Gerald woke from a nightmare, sitting up with a start. In his dreams the Chinese had stormed over the hill and had infiltrated camp. This had happened only once in his memory- never to his platoon, but to a sister platoon farther along the line, nearer Inchon.
He reached over and grabbed his left prosthetic. He always kept one on. Without his wife around, he had no one to help him into them, so each night he rotated, removing one or the other, but never both.
He dressed as quickly as he could, then went to the living room.
He heard the cries from his dreams again, this time from down the street.
He grabbed his old carbine from where it sat beside the door and exited onto the porch. It was hot and muggy, little more than a breeze stirring the night. He slid into the seat of his golf cart, backed out, and headed down the road at a walking pace.
He kept his headlights off, knowing that they'd attract attention if lit. The screams came again. He turned down Avenue F, heading for the water. Figures ran into the street and back out of it.

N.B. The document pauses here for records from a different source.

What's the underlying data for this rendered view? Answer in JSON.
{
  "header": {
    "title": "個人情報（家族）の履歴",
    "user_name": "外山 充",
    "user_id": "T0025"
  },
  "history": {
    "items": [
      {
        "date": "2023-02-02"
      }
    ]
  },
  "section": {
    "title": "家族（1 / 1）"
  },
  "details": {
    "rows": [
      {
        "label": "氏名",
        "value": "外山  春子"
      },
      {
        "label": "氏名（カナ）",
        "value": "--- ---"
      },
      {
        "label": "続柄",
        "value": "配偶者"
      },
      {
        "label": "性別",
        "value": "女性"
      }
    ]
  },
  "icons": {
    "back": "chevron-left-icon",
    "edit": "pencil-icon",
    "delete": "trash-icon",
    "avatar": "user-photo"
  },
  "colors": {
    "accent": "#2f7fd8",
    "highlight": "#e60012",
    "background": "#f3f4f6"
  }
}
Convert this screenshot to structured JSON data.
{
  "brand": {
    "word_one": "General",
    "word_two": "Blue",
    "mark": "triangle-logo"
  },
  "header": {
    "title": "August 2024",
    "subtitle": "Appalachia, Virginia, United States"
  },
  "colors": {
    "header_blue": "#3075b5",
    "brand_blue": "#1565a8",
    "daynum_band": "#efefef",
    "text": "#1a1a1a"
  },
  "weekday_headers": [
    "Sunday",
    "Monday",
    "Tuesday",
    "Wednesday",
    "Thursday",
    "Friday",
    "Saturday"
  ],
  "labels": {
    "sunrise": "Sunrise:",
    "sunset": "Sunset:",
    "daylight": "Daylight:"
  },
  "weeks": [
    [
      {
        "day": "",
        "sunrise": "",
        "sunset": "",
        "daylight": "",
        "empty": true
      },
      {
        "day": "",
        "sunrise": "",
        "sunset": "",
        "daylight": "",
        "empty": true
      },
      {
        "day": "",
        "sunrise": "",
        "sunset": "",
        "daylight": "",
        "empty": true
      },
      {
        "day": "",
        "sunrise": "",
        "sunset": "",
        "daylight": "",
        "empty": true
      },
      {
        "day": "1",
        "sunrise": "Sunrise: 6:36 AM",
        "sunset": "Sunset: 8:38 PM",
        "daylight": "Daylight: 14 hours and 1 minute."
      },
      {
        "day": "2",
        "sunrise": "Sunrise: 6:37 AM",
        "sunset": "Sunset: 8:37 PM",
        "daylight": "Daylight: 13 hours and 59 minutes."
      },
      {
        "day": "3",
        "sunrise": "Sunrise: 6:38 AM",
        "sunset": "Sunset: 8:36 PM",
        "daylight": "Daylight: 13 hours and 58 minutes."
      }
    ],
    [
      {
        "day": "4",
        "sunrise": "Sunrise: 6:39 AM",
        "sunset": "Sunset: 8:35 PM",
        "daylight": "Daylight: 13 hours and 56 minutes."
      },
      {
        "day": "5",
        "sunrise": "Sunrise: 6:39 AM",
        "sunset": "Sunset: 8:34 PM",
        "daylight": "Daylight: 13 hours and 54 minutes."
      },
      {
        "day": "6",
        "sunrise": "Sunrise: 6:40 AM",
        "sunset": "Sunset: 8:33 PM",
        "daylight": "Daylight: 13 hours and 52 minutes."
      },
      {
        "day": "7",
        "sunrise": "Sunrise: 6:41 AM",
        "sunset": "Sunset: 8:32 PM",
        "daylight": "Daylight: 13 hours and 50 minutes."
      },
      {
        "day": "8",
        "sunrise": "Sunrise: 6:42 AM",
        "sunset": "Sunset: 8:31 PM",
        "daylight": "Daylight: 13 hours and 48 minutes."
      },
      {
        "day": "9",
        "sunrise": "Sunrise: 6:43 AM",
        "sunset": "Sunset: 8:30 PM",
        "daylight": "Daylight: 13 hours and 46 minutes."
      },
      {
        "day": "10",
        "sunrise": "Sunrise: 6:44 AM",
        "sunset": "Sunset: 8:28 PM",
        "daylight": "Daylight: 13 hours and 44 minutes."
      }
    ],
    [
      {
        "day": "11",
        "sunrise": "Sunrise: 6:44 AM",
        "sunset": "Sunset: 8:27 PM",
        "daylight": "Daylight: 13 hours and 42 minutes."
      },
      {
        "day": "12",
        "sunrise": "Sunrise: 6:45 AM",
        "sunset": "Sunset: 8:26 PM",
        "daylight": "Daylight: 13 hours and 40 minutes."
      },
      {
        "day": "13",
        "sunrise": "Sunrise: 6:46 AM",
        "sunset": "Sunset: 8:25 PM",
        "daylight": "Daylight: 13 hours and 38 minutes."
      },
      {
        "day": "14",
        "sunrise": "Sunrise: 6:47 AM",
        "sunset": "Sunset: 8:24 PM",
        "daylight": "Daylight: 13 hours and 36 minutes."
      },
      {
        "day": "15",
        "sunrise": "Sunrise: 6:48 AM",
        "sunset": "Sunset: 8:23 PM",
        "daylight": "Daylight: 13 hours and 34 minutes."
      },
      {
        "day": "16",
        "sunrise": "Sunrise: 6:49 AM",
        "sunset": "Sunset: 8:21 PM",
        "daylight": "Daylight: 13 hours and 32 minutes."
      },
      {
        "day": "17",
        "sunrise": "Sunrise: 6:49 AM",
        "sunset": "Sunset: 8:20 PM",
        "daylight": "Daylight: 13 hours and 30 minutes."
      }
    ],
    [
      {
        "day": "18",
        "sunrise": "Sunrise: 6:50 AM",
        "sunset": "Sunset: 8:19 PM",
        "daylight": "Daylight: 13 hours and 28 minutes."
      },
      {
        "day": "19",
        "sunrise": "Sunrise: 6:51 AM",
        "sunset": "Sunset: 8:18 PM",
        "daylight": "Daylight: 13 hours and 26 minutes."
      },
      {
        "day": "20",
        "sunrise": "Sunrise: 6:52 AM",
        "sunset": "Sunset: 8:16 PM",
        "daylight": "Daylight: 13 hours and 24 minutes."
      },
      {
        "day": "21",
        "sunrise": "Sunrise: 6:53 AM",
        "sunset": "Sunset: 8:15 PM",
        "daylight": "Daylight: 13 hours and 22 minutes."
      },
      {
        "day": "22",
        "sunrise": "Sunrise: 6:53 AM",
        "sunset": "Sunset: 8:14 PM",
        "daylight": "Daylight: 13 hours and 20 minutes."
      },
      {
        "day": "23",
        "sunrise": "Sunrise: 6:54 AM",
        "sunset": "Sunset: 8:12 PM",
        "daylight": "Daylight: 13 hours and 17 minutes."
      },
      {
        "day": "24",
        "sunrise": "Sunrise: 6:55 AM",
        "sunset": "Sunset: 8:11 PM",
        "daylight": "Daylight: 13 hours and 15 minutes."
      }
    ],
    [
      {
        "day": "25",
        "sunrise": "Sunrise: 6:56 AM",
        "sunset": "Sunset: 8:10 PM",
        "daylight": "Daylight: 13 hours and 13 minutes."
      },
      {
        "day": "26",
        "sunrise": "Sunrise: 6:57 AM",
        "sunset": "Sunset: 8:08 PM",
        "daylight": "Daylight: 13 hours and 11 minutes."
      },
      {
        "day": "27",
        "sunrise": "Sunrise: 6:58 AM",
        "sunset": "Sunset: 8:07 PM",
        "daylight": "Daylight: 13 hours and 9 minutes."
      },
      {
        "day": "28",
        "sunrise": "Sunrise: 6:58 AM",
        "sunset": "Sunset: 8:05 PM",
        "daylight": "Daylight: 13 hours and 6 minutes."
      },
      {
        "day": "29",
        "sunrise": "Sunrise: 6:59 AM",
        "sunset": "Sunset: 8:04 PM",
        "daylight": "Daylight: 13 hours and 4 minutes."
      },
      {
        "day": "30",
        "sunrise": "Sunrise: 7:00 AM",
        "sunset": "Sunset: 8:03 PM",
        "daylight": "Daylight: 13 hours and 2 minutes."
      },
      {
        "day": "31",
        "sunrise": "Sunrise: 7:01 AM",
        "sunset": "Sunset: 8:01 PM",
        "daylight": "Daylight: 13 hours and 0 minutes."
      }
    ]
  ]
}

He rested the carbine across his lap so he could use it if necessary. The big wooden and steel rifle was the only thing he could shoot with any accuracy. Pistols were out of the question. As were shotguns, their recoil ruining his tenuous grip.
But the carbine had gotten him through the Korean War and had proven itself many times.
As he crossed Third Street, he was able to make out a commotion coming from the Beachy place. He rolled a few more feet, then halted.
A monster stumbled into the street, dragging someone.
Gerald leaned forward. It was Mrs. Beachy. Her face had been all but bitten off and her stomach ripped open. The monster looked around, then headed towards the seawall.